X-Git-Url: http://git.vrable.net/?p=cumulus.git;a=blobdiff_plain;f=schema.sql;h=fdd888494dd253e9c6e1b7b8679c0e40ee849aef;hp=2851f0fc2f6010dcd462d4bfd13bed5d90e3145d;hb=HEAD;hpb=26f68e9df784020f16bbc295342123b0eca7de9b

diff --git a/schema.sql b/schema.sql
index 2851f0f..fdd8884 100644
--- a/schema.sql
+++ b/schema.sql
@@ -3,68 +3,95 @@
 --
 -- The index is stored in an SQLite3 database.  This is its schema.
 
--- List of snapshots which have been created.
+-- A note on date formats: values which represent timestamps are generally
+-- stored in SQLite's julianday format (Julian day stored as a 64-bit float).

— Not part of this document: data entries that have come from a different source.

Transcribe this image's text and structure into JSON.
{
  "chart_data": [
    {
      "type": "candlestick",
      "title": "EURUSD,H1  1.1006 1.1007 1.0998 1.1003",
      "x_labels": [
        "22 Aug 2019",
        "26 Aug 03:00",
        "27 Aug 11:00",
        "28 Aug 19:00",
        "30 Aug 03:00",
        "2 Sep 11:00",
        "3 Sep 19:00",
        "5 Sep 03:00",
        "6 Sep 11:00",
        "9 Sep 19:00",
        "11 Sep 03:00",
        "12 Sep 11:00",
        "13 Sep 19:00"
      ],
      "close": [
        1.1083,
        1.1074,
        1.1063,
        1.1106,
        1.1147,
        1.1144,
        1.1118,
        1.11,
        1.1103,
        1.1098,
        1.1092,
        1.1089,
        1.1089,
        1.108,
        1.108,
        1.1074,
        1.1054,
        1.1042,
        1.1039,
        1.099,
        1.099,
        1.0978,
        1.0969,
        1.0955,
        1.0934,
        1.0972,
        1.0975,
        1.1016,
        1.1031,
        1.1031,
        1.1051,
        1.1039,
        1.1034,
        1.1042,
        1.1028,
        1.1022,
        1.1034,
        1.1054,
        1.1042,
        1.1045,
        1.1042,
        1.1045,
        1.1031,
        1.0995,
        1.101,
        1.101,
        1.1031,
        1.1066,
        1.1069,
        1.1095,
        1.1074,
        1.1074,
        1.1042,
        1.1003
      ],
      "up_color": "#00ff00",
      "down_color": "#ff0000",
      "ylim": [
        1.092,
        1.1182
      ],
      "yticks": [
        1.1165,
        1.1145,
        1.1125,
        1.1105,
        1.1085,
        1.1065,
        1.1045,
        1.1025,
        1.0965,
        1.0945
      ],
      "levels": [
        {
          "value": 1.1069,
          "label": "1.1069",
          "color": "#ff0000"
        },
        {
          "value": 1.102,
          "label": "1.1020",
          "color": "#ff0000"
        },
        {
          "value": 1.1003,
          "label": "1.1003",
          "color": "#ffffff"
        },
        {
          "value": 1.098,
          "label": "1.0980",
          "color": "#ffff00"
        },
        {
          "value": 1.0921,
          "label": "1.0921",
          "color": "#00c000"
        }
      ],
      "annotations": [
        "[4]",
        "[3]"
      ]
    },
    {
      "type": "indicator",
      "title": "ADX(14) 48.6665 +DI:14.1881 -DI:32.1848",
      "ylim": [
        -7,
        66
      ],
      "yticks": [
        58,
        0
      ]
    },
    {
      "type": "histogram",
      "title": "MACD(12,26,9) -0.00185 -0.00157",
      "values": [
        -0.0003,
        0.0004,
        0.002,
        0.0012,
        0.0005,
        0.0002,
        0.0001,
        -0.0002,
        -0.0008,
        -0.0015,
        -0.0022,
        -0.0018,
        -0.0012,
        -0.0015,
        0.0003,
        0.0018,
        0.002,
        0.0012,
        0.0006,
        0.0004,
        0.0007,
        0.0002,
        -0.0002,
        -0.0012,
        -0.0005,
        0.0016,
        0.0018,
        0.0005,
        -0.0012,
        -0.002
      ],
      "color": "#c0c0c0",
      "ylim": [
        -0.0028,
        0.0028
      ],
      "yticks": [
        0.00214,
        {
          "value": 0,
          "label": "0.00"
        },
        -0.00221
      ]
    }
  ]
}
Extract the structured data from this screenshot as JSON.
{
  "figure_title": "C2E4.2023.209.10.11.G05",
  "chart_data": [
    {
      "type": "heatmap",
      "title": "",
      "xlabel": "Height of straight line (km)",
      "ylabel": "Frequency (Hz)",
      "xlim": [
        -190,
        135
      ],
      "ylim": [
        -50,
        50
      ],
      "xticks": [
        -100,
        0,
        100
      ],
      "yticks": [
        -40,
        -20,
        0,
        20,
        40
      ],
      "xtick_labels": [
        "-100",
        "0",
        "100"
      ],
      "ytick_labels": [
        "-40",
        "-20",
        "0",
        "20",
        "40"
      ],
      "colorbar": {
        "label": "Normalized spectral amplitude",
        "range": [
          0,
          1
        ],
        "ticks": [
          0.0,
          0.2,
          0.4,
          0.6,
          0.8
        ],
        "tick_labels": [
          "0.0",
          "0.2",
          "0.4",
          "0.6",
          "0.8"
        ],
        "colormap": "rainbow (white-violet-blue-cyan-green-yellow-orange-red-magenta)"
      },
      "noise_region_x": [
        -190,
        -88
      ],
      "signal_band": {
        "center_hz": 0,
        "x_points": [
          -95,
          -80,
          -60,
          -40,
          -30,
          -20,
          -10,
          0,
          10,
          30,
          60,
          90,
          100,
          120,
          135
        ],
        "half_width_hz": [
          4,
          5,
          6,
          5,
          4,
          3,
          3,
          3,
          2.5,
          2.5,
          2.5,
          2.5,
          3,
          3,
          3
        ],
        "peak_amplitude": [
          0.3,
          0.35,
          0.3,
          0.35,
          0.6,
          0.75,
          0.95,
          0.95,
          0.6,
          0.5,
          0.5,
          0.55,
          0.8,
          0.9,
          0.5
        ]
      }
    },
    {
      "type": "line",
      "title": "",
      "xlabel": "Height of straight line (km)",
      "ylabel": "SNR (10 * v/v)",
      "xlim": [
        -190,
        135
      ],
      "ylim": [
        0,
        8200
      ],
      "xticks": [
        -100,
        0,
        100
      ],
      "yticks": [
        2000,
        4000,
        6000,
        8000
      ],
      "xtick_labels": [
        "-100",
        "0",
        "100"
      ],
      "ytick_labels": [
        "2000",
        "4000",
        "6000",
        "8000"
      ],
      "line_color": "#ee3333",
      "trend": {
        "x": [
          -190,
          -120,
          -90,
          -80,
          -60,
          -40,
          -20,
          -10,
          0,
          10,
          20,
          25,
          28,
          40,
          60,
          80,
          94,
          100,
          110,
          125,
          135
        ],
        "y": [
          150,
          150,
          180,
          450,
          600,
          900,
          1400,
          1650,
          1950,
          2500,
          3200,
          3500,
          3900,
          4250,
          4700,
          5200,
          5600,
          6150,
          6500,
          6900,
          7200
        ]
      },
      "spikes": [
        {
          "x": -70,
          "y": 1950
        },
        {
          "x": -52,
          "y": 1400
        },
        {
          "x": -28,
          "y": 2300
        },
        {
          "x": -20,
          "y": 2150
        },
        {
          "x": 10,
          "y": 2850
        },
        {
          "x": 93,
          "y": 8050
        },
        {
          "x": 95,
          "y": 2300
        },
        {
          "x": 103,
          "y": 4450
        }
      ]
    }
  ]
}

+-- However, application code should allow any value accepted by SQLite's
+-- date/time functions: Julian day or ISO8601 text string.  Code reading from
+-- the database should select julianday(timestamp) or datetime(timestamp),
+-- depending on the desired format for parsing.
+--
+-- Because the julianday format uses floating point, code should not rely on
+-- exact equality tests between timestamps, or precise round-tripping of
+-- timestamp values.
+--
+-- Timestamps are always in UTC.
+
+-- Versioning information, describing the revision for which the table schema
+-- was set up.
+create table schema_version(
+    version text,               -- Program version, dotted decimal string
+    major integer,              -- Major version number
+    minor integer               -- Minor version number
+);
+insert into schema_version values ('0.11', 0, 11);
+
+-- List of snapshots which have been created and which we are still tracking.
+-- There may be more snapshots than this actually stored at the remote server,
+-- but the reverse should not ever be true: Cumulus may depend on data stored
+-- in these snapshots when writing a new snapshot.
 create table snapshots (
     snapshotid integer primary key,
     name text not null,
-    scheme text,
-    timestamp real,
-    intent real
+    scheme text not null,
+    timestamp datetime          -- should match the timestamp of the snapshot
 );
 
 -- List of segments which have been created.
 create table segments (
     segmentid integer primary key,
     segment text unique not null,
+    timestamp datetime,         -- when was the segment written?
     path text,
     checksum text,
-    mtime real,
-    size integer,
-    expire_time integer         -- snapshotid of latest snapshot when expired
+    data_size integer,          -- sum of bytes in all objects in the segment
+    disk_size integer,          -- size of segment on disk, after compression
+    type text
 );
+create unique index segment_name_index on segments(segment);
 
--- Index of all blocks which have been stored, by checksum.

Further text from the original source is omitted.